De l’entreprise à l’art, et inversement
le blog dalloz - bley, 30/11/2011
Ces dernières années, l’entreprise s’est beaucoup nourrie du monde de l’art : dans un contexte de crise, les publicitaires ont largement invité ou copié les créateurs contemporains afin de donner ce « petit supplément d’âme » auquel l’art est souvent réduit.
Par ailleurs, « l’art des traders » (Jean Clair) a fait s’envoler les prix des artistes les plus cotés, rapprochant toujours plus certaines œuvres de valeurs purement spéculatives.
En retour, les entreprises critiques ne se sont jamais aussi bien portées. Celles-ci visent, selon l’expression de Iain Baxter, à « réinventer l’entreprise et s’inventer comme entreprise ». Leur postulat est celui de la prééminence de cette forme dans la vie contemporaine et de la réponse que doit apporter l’art en retour. Ces entreprises sont le plus souvent railleuses (Ouest Lumière) ou simplement ironiques (Zebra 3). Certaines fonctionnent réellement comme des entreprises et sont enregistrées sous une forme sociale, d’autres « jouent » seulement à contrefaire l’entreprise et ses travers afin de les dénoncer (campagnes marketing volontairement ridicules, par exemple). Leur diversité est à l’image, finalement, de la constellation de formes sociales qui existent dans notre droit des sociétés, et qu’il est bien difficile de classer.

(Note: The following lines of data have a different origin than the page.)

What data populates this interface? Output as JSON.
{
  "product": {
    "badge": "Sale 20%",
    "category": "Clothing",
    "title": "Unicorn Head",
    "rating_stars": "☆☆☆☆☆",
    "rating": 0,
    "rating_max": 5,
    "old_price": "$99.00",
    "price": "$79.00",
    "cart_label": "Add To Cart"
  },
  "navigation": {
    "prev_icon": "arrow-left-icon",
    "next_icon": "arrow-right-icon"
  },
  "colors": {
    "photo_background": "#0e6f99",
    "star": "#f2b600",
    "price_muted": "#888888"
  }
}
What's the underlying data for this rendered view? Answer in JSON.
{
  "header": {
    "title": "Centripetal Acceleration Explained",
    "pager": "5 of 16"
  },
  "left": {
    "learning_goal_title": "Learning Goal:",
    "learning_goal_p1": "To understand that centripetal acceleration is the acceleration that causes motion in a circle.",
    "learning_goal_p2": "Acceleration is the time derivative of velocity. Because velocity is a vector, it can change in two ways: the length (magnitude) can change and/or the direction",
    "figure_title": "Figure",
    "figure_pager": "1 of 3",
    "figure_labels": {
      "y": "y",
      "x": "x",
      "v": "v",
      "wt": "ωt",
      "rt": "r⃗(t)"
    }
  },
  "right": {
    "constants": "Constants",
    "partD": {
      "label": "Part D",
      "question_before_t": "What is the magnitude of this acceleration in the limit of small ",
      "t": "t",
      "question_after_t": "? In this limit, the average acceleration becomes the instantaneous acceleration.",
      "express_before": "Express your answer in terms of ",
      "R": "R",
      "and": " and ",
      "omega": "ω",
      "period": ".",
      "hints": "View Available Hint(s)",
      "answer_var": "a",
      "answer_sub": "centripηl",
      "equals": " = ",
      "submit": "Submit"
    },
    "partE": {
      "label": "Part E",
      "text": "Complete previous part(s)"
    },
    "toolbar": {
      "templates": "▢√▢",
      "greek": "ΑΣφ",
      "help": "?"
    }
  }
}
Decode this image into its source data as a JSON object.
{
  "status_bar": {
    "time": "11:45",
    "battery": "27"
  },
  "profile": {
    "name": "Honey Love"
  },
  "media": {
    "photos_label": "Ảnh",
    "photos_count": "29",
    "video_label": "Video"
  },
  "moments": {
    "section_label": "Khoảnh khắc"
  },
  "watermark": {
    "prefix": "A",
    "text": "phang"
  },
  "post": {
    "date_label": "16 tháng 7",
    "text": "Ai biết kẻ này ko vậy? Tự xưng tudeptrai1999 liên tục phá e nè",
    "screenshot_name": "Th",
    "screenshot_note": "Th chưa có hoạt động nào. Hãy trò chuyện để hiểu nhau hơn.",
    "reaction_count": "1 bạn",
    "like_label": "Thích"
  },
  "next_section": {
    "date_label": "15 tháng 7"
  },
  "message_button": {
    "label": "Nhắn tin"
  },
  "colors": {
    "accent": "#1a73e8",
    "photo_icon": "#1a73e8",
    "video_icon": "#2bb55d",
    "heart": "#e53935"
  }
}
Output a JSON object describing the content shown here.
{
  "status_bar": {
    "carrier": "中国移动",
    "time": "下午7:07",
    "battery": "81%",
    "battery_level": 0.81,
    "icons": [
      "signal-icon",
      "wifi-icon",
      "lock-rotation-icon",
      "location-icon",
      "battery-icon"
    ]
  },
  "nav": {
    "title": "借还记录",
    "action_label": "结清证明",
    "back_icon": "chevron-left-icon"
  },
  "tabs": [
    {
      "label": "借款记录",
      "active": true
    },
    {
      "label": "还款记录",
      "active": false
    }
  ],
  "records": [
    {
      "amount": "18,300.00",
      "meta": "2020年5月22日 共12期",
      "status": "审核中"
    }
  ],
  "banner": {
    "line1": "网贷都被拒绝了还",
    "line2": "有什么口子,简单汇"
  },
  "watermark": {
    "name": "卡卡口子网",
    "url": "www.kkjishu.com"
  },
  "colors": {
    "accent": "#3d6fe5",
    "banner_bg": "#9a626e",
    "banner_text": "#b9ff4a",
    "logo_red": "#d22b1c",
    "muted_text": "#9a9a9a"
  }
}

Contredisant le propos de Xavier Hascher, qui affirme, dans Du droit à l’art (L’Harmattan, 2011), que le premier n’a de présence dans le second qu’anecdotique, une question est désormais incontournable pour une réflexion qui se veut (réellement) actualisée sur ce couple mal assorti. Les entreprises critiques, certainement à leur insu, ont sans doute contribué à lui donner corps (nombreuses, elles existent et produisent depuis quarante ans) : il s’agit de savoir sous quelle forme juridique exercer une activité artistique.
Et cela pour les artistes et pour les institutions qui les exposent ou les soutiennent (musées et centres d’art, au premier chef).
Les juristes sont focalisés sur des créateurs individuels et la figure romantique, bien que déboulonnée, notamment par Thomas Paris (Le droit d’auteur : l’idéologie et le système, PUF, 2002), continue d’irriguer leur imaginaire. Pendant ce temps, l’usage de nouvelles techniques exige des artistes qu’ils payent des informaticiens, qu’ils s’accordent avec des ingénieurs, éventuellement qu’ils fassent des devis et mettent en œuvre des stratégies de bâtiments et travaux publics pour des œuvres énormes. Tout cela se fait généralement dans un flou qui les inquiète beaucoup. Par ailleurs, l’évènementiel culturel était également une zone grise, désormais un peu éclairée par le Conseil d’État pour ce qui concerne les délégations de service public (CE, sect., 6 avr. 2007, Commune d’Aix-en-Provence, concernant le festival d’art lyrique).
De l’autre côté, les directions des musées sont divisées : quelle est la forme la plus adaptée à leur activité de promotion de l’art ? Complètement saugrenue il y a quelques années, cette interrogation est aujourd’hui incontournable et souvent indissociable de la réflexion sur la structure elle-même. En cause, le changement de la structure du financement : l’État se désengage, le mécénat augmente, par des voies traditionnelles (soutien financier aux expositions), mais aussi nouvelles (privatisations des espaces pour des colloques, pour des défilés de haute couture, pour des bals… tout est possible). Mais ces nouvelles rentrées ne suffisent pas : les musées – et globalement toutes les institutions culturelles y pensent – tentent de trouver de nouvelles sources de financement. Parfois avec grand succès : la souscription pour les Trois Grâces de Cranach émise par le Louvre a rassemblé petits et gros budgets et permis d’acquérir la toile, via un site internet dédié à l’opération. Concrètement, des musées réfléchissent par exemple à la valorisation des espaces vacants : l’installation d’un restaurant est très rentable (bien que sa mise en place ait nécessité un siècle et demi de réflexion, il est probant que celui de l’Opéra de Paris ait ouvert cette année). Ainsi, le Palais de Tokyo abandonne sa forme associative pour devenir en 2012 une société par actions simplifiée unipersonnelle (SASU) et cherche un partenaire pour son restaurant.
Si les publicistes sont en avance sur leurs collègues privatistes, forcés qu’ils sont de répondre aux difficiles questions des administrateurs et des gestionnaires, les juristes en propriété intellectuelle feraient tout aussi bien d’examiner ces thématiques de plus près : les échanges entre l’entreprise et l’art ne font que commencer.